Anti-Kavanaugh activists were caught red-handed last week in a scheme to award academic credit at the University of Southern Maine (USM) to students who joined an effort to intimidate Senator Susan Collins (R-ME) into voting against the judge’s confirmation. On the event page posted by the university’s Community Outreach Coordinator, Gabriel Demaine, students are asked if they are “willing to get arrested” after being bussed to Washington D.C. “to join activists, political action groups and social justice organizations to meet with Sen. Collins,” and “rally up around the FBI investigation of the Supreme Court nominee Kavanaugh.”

Thankfully the college cancelled the “Engaged Citizenship” course after people complained.
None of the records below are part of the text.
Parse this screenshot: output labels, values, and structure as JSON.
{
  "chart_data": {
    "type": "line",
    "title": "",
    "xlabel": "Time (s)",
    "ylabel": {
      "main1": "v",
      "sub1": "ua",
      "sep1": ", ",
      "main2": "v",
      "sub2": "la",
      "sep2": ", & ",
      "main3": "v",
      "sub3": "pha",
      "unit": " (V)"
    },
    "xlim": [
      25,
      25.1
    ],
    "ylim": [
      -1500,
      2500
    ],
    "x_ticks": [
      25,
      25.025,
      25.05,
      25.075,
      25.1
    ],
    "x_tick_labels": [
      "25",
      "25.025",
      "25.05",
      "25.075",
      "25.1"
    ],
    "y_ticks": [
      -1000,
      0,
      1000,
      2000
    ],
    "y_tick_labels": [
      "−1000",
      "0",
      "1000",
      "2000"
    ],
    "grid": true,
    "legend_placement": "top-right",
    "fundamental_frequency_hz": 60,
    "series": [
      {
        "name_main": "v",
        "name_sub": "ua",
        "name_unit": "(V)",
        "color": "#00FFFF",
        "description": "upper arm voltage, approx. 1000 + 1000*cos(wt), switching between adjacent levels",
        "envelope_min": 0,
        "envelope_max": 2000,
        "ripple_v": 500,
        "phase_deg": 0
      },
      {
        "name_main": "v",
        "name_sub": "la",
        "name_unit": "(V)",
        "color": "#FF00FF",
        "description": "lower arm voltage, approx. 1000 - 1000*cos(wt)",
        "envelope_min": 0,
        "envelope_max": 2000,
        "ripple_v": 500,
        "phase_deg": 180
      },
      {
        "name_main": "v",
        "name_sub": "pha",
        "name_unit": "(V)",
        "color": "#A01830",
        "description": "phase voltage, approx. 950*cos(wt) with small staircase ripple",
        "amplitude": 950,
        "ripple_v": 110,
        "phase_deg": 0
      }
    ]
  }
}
But is this an outlier, or is this a pattern?

The academic pseudo-disciplines of “civic engagement,” “community engagement,” “global civics,” “leadership,” and “service-learning” are all part of a nationwide movement to turn civics education into propaganda for progressivism, free labor for progressive nonprofits, and skills training for progressive activism. Civic Engagement, Service-Learning, and Social Justice build on “experiential learning,” i.e. doing trumps studying. This is how training in progressive activism is packaged as education.

In some cases, these are taxpayer-funded campuses and courses. Is this really what the college experience is for?